Another military court martial case during the Civil War similar to the one I wrote about last week concerning Thomas Caldwell of Dade County, Missouri, was that of Thomas K. Young of Cedar County. Young, who was referred to in Union documents as "a notorious rebel," was charged with five counts, or specifications, of "Violating the laws of war," two counts of murder, and one count of robbery, and he was tried by military commission at Butler in Bates County in June 1862. He pled not guilty to all charges and specifications.
On the first charge, the first specification was that Young had jayhawked through Cedar County with a gang of guerrillas, plundering and committing various depredations. The second specification was that, after returning home from General Price's Missouri State Guard in the late fall of 1861, he had exerted himself during December of that year and January, February, and March of 1862 to "stir up rebellion" in Cedar County. Specifications 3 and 4 both had to do with Young's participation in Colonel James M. "Polk" Frazier's raid on Humansville in Polk County in late March.

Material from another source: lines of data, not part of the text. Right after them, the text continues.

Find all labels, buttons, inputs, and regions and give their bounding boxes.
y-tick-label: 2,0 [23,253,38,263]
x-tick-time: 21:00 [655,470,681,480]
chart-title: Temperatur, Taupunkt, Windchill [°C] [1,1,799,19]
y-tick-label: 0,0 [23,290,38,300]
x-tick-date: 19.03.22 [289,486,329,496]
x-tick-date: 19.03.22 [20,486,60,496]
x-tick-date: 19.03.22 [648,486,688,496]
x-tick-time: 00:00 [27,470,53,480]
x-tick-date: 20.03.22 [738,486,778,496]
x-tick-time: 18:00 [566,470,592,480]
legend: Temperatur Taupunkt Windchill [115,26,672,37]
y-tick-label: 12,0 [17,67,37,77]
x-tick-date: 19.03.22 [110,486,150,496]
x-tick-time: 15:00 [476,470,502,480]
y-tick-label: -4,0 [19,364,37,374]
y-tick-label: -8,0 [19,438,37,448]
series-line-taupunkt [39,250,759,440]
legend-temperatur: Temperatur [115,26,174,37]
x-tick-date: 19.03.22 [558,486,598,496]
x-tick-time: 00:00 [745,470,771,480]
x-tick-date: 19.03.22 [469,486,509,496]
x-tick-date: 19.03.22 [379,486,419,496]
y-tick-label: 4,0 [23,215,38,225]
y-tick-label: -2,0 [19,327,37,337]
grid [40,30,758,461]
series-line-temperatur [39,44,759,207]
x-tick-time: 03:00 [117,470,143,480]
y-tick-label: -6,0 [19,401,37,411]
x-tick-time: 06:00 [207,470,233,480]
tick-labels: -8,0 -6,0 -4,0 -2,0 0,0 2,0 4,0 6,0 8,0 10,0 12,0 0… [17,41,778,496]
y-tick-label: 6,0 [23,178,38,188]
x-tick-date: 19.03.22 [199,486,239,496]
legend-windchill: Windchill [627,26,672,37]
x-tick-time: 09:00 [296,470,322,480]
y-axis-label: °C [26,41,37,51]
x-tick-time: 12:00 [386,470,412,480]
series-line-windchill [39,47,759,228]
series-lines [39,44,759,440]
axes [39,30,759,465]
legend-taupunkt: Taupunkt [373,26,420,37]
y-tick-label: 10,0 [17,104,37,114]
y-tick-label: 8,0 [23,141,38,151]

Specification 5 was that Young, at the head of a party of guerrillas, had led a jaunt from Montevallo in Vernon County to the Caplinger's Mill area of Cedar County, committing depredations along the way.
Both specifications on the charge of murder had to do with the raid on Humansville, during which Benjamin Smith, a Union man, was killed. On the robbery charge, the only count was that Young had stolen 200 bushels of corn and 40 bushels of wheat from James M. Cooley, another "good and loyal citizen of the United States."
Young was found guilty on counts 1,2, and 5 of the first charge and not guilty on counts 3 and 4. On the most serious charge of murder, he was found not guilty of both specifications and not guilty of the charge. On the charge of robbery, he was found guilty of both the charge and the specification. He was sentenced to be shot to death. However, as in the case of Thomas Caldwell, the findings of the commission were forwarded to President Lincoln for review. Unlike in Caldwell's case, the president ruled in favor of the condemned man in Young's case. He said that the death sentence was "inoperative" because it had not been approved by the officer who had ordered the court martial, and he directed that Young be released.